Forward-Looking Statements

This news release includes certain forward-looking statements that are made as of the date hereof. Such forward-looking statements may include, but are not limited to, statements relating to the size of the Offering, the intended use of proceeds of the Offering, the proposed closing date of the Offering and the proposed acquisition by the Company of additional spectrum. All such statements constitute “forward-looking information” as defined under, applicable Canadian securities laws. Any statements contained herein that are not statements of historical facts constitute forward-looking information. The forward-looking statements reflect the Company's views with respect to future events and is subject to risks, uncertainties and assumptions, including risks relating to the inability of the Company to complete the Offering and the proposed acquisition of additional spectrum and those risks set forth in the “Risk Factors” section in the annual MD&A of the Company for the year ended December 31, 2017, which is available on www.sedar.com under the Company’s corporate profile. Factors that could cause actual results or events to differ materially include the ability to settle the terms of the Offering and to satisfy conditions of the Offering, the failure to receive regulatory approvals with respect to the Offering, changes in the Canadian securities markets, the inability to satisfy conditions of the proposed acquisition of additional spectrum (including an inability to pay the purchase price) and the failure to receive ISED approval with respect to the proposed acquisition of additional spectrum. Accordingly, readers should not place undue reliance on forward-looking statements as a number of factors could cause actual future results, conditions, actions or events to differ materially from the targets, expectations, estimates or intentions expressed with the forward-looking statements. Except as may be required by applicable Canadian securities laws, TeraGo does not intend, and disclaims any obligation, to update or revise any forward-looking statements whether in words, oral or written as a result of new information, future events or otherwise.

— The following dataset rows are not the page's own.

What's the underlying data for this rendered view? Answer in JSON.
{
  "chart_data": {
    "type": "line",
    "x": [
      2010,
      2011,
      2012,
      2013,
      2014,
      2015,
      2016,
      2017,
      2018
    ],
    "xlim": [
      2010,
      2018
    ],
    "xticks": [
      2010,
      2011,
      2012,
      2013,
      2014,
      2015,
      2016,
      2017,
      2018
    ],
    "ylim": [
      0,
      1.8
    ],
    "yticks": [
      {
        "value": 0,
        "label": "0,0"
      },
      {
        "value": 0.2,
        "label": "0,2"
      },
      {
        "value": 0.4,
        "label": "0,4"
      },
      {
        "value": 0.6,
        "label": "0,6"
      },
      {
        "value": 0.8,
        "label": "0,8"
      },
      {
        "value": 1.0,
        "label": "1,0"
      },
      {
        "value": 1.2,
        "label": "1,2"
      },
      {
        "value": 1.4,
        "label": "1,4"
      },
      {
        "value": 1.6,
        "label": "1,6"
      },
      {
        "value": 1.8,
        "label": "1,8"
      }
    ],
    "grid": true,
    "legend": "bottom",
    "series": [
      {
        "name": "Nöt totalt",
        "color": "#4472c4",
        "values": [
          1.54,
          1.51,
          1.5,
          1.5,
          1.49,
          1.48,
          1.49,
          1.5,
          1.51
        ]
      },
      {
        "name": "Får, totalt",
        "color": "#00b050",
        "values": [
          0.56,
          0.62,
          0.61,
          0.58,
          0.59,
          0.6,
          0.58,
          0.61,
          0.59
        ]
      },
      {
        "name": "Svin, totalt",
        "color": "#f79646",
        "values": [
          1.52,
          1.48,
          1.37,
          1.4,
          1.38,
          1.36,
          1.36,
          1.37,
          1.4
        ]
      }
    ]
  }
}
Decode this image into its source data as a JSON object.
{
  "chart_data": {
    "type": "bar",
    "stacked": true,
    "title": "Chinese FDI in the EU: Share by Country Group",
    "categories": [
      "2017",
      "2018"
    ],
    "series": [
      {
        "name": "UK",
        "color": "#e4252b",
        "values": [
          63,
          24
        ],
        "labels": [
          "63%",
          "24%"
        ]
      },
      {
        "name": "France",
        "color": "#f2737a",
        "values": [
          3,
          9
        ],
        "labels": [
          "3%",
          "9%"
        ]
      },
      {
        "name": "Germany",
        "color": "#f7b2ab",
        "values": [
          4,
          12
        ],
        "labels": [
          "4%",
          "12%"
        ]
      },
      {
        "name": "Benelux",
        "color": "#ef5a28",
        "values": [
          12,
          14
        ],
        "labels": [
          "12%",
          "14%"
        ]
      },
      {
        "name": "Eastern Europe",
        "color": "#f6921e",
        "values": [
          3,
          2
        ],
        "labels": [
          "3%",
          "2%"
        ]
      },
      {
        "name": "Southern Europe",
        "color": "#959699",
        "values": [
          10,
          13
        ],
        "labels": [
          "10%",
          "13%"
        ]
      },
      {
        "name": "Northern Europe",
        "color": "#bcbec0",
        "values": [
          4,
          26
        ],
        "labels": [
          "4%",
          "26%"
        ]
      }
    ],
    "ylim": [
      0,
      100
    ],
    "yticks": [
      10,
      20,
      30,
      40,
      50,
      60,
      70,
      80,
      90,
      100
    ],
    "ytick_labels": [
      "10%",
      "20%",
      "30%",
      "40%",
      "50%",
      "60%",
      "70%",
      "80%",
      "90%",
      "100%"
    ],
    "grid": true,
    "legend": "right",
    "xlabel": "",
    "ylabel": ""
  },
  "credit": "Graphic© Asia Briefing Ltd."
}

About TeraGo TeraGo provides businesses across Canada with cloud, colocation and connectivity services. TeraGo manages over 3,000 cloud workloads, operates five data centres in the Greater Toronto Area, the Greater Vancouver Area, and Kelowna, and owns and manages its own IP network. The Company serves business customers in major markets across Canada including Toronto, Montreal, Calgary, Edmonton, Vancouver and Winnipeg. TeraGo Networks is a Competitive Local Exchange Carrier (CLEC) and was recognized by IDC as a Major Player in MarketScape Cloud Vendor Assessment. TeraGo Networks was also selected as one of Canada’s Top Small and Medium Employers for 2017.